Студент не подхватил подсказку. Пожал плечами, оглянулся на товарищей, сказал:
– В нашем институте вчера было собрание, мы постановили выйти на демонстрацию…
– Да, да, знаю! Я был на этом собрании, слышал страстное выступление одного из руководителей клуба Петефи – Йожефа Силади, слышал ваши бурные аплодисменты, читал вашу прекрасную, полную революционного огня резолюцию. Скажите, молодой человек, если желаете, как вас зовут?
– Ференц Шомош, – ответил студент и опять покраснел.
– Вы коммунист? Бывший, разумеется. Скажите, давно вы перестали верить в партию?
– Почему вы так говорите? – вдруг обиделся Шомош. – Откуда вы взяли, что я бывший коммунист, перестал верить в партию? Верил, верю и буду верить!
Ласло Киш не растерялся, немедленно дал сдачу этому демонстранту, так не оправдавшему его надежд.
– Позвольте, товарищ верующий коммунист, – насмешливо сказал он, – а как же надо понимать ваше участие в этой грандиозной демонстрации протеста против режима Герэ?
– Герэ не вся партия, а только ее функционер, секретарь…
– …которого вы лишаете своего доверия. Так?
– Так, – охотно подтвердил Шомош, чем приободрил Киша.
– И еще кого вы лишаете своего доверия?
– Всех, кто зазнался, кто забыл, что он венгр и друг народа.
– Прекрасно!
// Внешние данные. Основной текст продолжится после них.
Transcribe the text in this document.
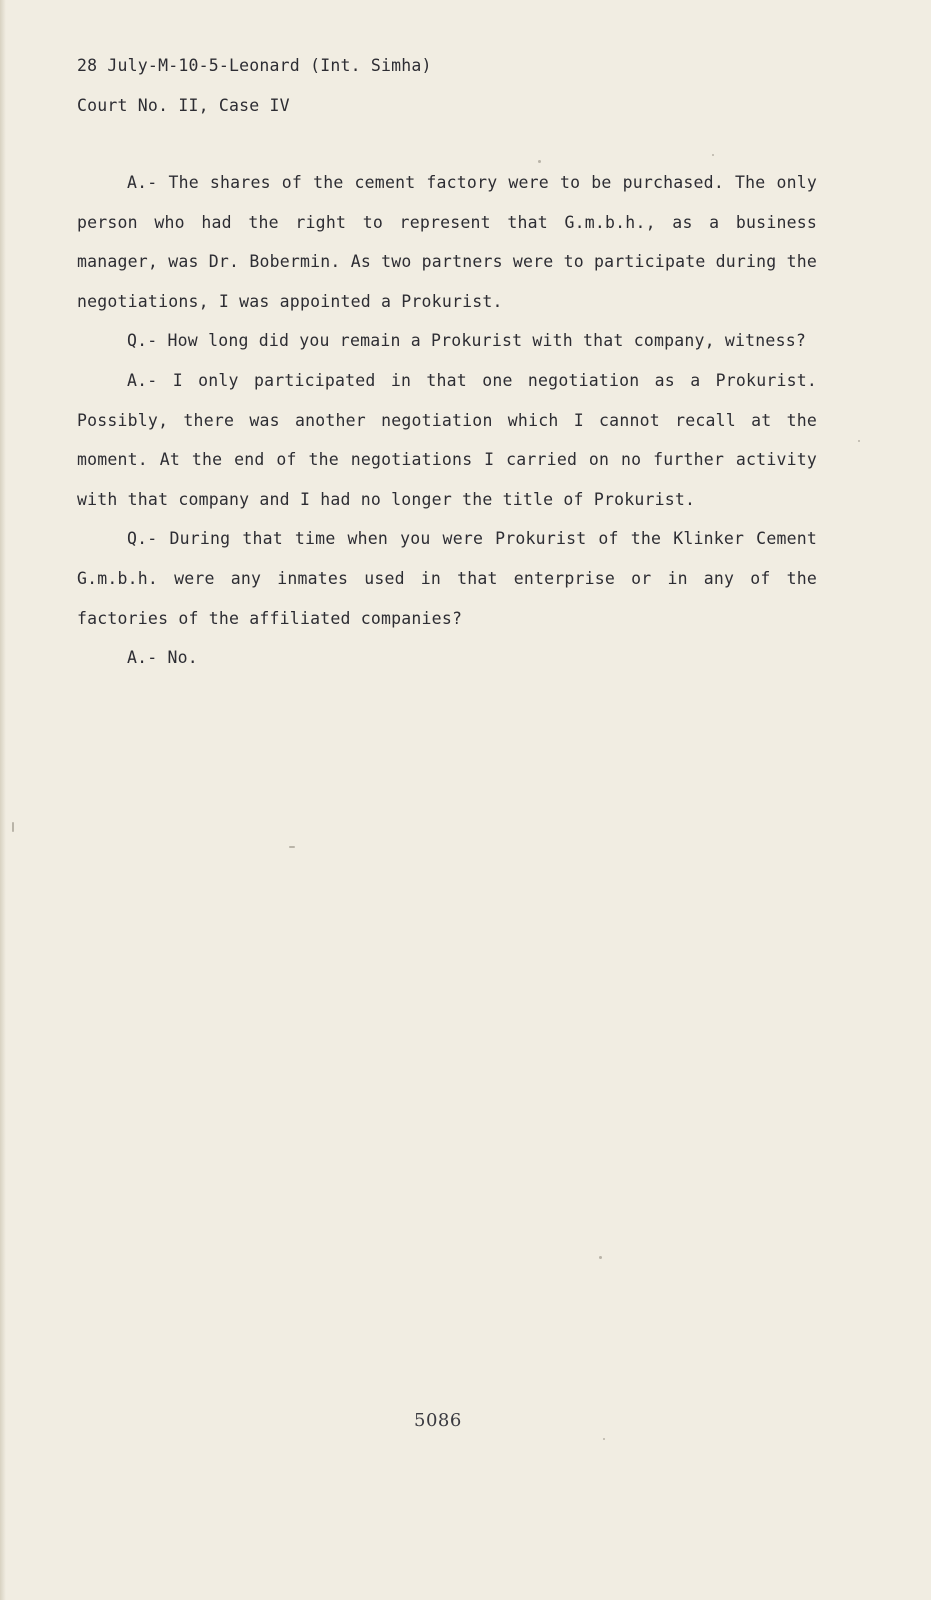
28 July-M-10-5-Leonard (Int. Simha)
Court No. II, Case IV

A.- The shares of the cement factory were to be purchased. The only person who had the right to represent that G.m.b.h., as a business manager, was Dr. Bobermin. As two partners were to participate during the negotiations, I was appointed a Prokurist.

Q.- How long did you remain a Prokurist with that company, witness?

A.- I only participated in that one negotiation as a Prokurist. Possibly, there was another negotiation which I cannot recall at the moment. At the end of the negotiations I carried on no further activity with that company and I had no longer the title of Prokurist.

Q.- During that time when you were Prokurist of the Klinker Cement G.m.b.h. were any inmates used in that enterprise or in any of the factories of the affiliated companies?

A.- No.

5086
Скажите, а что вы будете делать, если правительство не выполнит ваших ультимативных четырнадцать пунктов?
– Это не ультиматум.
– Понимаю! Совет доброго сердца. Слово мудрости. Братское внушение. Скажите, почему вам не нравится теперешний режим?
– Мне Герэ не нравится, а не режим. И ваши вопросы тоже.
– Сейчас, сейчас оставлю вас в покое. Еще один вопрос. Скажите, какой тип демократии вам по душе – американский, Эйзенхауэра, или германский, доктора Аденауэра?
– Наш собственный – венгерский.
– То есть? Венгерский национальный?
– Венгерская Народная Республика.
– Гм!.. Но разве она сегодня не похоронена по первому разряду?
Шомош побледнел, обозлился.
– Слушайте, вы… Кто вы такой? Предъявите корреспондентский билет! Ребята, помогите задержать этого типа!
Киш не испугался, он еще ближе поднес микрофон к лицу студента.
– Прошу иметь в виду: я фиксирую все, что вы говорите!
– Пошел вон, подстрекатель! – потребовали студенты.
– Эй, милиционер! – закричал Шомош и схватил репортера за лацкан пиджака.
Ласло Киш опустил микрофон, спокойно сказал:
– Вот тебе и народная демократия!.. Студент Шомош протестует против произвола, и тот же студент Шомош сам творит произвол!.. Молодой человек, уберите руку!
Столпившаяся вокруг них молодежь должным образом оценила слова «корреспондента» – все весело засмеялись.
Ласло Киш был отпущен с миром. В дальнейшем, учитывая горький опыт, он был осторожным и не пытался навязывать тем, с кем разговаривал, свое толкование демонстрации.
Поэт тем временем кончил читать стихи, сошел с трибуны и захотел стать рядовым демонстрантом, хлебнуть, как он сказал, песен гнева и надежд.
Дьюла и его друг в колоннах демонстрантов дошли до дунайской набережной, потолкались в толпе на парламентской площади, перед памятником Кошуту и, охрипшие от криков, еще более охмелевшие, чем ночью и утром, в период подготовки демонстрации, вернулись в свою штаб-квартиру. На этом настоял Ласло Киш. Ему обязательно надо было быть к определенному часу в доме Хорватов, у окна, выходящего на улицу, по которой должны прошагать новые колонны демонстрантов.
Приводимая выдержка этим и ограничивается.